Immune system cells may be weapon against solid cancer
Chimeric antigen receptor (CAR) T cell therapy, which edits a cancer patient’s T cells to recognise their tumours, has successfully helped patients with aggressive blood cancers, but has yet to show the ability to treat solid tumors. To overcome this hurdle, researchers from the US and Denmark genetically engineered human T cells to produce a CAR protein that recognises a glycopeptide found on various cancer cells but not on normal cells, and then demonstrated its effectiveness in mice with leukemia and pancreatic cancer. Their proof-of-concept study was published last week in Immunity. The cancer cell marker that the researchers identified was a specific change in protein glycosylation, that is, a unique pattern of sugars decorating a protein found on the cell surface. The researchers developed novel CAR T cells that express a monoclonal antibody called 5E5, which specifically recognises a sugar modification — the Tn glycan on the mucin 1 (MUC1) protein — that is absent on normal cells but abundant specifically on cancer cells. The 5E5 antibody recognised multiple types of cancer cells, including leukemia, ovarian, breast and pancreatic cancer cells, but not normal tissues. “This is really the first description of a CAR that can target multiple different solid or liquid tumors, without apparent toxicity to normal cells,” the authors wrote. “While it may not be a universal CAR, it is currently the closest thing we have.”

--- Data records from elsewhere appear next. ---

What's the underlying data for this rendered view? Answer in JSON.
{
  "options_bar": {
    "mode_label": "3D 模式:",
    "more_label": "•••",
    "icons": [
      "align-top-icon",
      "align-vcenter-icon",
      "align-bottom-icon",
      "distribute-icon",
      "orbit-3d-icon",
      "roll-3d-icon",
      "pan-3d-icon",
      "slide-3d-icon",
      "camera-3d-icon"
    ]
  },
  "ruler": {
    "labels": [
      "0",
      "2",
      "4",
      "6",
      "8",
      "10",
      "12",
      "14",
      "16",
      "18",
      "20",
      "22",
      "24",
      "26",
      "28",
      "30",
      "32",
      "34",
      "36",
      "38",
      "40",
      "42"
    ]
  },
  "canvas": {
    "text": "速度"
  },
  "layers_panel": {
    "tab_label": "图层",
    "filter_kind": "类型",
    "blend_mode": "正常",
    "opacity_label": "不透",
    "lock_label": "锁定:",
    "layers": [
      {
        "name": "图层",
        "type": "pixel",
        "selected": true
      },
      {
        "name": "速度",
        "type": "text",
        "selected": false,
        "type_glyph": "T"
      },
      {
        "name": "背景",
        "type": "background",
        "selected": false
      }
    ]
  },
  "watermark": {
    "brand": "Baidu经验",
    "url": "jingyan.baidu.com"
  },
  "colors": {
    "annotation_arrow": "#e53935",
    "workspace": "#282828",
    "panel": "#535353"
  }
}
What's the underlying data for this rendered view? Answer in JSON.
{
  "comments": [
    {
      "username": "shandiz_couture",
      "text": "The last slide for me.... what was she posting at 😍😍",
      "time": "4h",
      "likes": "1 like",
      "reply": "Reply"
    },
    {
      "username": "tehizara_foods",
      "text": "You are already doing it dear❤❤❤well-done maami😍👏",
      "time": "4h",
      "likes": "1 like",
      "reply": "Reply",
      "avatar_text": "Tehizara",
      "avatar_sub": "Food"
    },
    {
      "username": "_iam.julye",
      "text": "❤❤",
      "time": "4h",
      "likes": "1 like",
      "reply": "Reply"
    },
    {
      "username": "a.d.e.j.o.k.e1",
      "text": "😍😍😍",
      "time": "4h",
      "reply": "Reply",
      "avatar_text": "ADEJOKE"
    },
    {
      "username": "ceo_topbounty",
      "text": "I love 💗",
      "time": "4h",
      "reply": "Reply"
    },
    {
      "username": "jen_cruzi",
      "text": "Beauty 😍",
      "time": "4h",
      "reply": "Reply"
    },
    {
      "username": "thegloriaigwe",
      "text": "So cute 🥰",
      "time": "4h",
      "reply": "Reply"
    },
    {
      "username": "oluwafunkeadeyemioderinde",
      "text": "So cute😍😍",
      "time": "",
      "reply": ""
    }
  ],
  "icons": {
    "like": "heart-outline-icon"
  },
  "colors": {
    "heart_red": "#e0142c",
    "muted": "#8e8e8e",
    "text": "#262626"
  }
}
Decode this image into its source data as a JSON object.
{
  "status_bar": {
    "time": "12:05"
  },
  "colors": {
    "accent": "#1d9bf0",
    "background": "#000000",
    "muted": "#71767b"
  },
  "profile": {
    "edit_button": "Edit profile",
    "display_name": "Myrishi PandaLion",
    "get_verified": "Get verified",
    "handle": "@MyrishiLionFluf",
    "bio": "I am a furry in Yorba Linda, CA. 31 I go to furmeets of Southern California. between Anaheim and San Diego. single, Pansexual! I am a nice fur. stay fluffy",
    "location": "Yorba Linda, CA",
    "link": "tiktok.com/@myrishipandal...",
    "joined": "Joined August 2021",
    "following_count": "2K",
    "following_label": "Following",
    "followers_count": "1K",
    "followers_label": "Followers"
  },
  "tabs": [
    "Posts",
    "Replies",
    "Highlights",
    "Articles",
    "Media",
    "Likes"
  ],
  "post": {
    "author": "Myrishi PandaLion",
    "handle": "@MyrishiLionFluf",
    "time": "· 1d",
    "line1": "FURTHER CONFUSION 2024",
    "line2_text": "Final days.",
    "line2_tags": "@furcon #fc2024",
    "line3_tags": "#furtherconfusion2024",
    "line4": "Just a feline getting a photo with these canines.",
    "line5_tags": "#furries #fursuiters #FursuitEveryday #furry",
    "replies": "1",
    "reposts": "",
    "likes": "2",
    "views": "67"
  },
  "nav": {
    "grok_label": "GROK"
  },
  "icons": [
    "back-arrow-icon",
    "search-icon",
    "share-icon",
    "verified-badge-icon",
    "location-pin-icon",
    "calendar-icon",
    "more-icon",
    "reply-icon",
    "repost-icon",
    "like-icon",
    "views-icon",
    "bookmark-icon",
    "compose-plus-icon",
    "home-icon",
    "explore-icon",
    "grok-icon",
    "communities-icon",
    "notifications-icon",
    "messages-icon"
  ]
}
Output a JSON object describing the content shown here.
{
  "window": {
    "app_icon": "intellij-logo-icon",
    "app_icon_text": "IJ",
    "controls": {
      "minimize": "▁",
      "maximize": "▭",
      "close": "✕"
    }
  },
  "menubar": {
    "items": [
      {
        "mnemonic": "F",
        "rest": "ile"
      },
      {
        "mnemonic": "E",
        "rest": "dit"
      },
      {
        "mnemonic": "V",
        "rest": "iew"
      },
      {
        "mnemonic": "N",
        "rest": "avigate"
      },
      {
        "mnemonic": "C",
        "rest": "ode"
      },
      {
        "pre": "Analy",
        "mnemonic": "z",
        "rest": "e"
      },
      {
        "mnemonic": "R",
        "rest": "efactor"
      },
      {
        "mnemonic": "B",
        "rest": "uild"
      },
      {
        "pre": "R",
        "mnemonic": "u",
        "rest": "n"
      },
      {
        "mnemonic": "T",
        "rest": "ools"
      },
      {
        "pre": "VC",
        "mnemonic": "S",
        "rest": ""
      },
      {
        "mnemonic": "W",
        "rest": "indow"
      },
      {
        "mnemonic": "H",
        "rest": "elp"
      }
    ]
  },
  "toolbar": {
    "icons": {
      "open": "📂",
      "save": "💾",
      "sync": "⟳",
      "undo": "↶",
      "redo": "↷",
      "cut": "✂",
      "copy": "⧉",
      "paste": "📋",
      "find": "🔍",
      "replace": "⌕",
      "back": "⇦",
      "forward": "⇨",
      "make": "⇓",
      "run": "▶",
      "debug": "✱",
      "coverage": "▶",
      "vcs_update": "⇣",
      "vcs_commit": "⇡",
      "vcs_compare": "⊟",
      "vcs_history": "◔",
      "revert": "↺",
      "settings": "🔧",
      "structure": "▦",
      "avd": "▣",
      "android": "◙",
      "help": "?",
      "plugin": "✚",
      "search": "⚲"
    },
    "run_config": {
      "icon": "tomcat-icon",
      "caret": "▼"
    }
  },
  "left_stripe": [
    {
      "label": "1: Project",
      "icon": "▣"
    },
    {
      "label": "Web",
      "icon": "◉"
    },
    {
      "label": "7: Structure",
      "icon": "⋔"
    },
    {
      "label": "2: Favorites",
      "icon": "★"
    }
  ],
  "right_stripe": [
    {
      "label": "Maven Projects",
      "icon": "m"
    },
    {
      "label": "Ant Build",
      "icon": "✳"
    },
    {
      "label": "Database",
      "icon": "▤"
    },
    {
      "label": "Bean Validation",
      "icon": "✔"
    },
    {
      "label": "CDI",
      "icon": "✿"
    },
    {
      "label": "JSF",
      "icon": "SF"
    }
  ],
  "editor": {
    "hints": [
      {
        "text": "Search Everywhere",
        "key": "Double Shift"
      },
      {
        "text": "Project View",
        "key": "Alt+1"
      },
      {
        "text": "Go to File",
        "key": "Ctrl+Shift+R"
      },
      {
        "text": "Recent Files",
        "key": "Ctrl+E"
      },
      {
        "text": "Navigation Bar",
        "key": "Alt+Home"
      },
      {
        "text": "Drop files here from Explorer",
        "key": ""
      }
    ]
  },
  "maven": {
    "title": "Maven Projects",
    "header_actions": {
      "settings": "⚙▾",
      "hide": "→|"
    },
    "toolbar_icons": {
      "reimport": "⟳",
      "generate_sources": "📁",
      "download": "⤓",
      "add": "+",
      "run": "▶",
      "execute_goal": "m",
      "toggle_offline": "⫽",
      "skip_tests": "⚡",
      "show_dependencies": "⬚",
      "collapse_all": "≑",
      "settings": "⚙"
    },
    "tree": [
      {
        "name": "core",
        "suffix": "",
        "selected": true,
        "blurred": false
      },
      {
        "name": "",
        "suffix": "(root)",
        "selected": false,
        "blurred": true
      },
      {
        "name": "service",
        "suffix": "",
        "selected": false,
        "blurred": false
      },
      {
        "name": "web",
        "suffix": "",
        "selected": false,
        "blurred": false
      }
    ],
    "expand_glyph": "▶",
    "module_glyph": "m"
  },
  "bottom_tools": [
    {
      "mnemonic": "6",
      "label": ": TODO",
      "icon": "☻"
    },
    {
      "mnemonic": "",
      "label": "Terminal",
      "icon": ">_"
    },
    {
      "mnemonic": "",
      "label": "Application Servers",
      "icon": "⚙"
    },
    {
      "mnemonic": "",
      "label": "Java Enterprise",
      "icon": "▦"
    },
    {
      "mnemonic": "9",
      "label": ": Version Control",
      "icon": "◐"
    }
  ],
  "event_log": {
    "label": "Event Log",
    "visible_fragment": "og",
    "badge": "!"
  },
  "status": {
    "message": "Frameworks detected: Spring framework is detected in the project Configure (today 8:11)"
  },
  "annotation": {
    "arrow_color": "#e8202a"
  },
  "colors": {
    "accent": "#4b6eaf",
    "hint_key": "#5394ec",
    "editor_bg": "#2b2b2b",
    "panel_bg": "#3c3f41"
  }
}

Blood flow linked to Alzheimer’s
Changes in the amount of blood being delivered to different brain areas may be one of the earliest factors associated with late-onset Alzheimer’s disease, according to Canadian research published in Nature Communications. Late-onset Alzheimer’s disease — the most common form of human dementia — is not causally associated with any unique mechanism, but rather with multiple factors which are thought to co-occur. The idea that blood flow disruptions may contribute to Alzheimer’s disease has been around since the early 1900s, and studies investigating disease progression in mice have reported early changes in brain blood flow. Using a multifactorial approach, the researchers compared brain imaging data, blood plasma and cerebral spinal fluid samples from a database of 1171 healthy and disease-affected individuals. They divided participant data based on the severity of their diagnosis — from healthy controls, to early or late mild cognitive impairment, to Alzheimer’s disease — in order to track disease progression. Out of the many factors investigated, blood flow was one of the first to show changes during disease progression, with abnormalities seen across all brain regions and time points.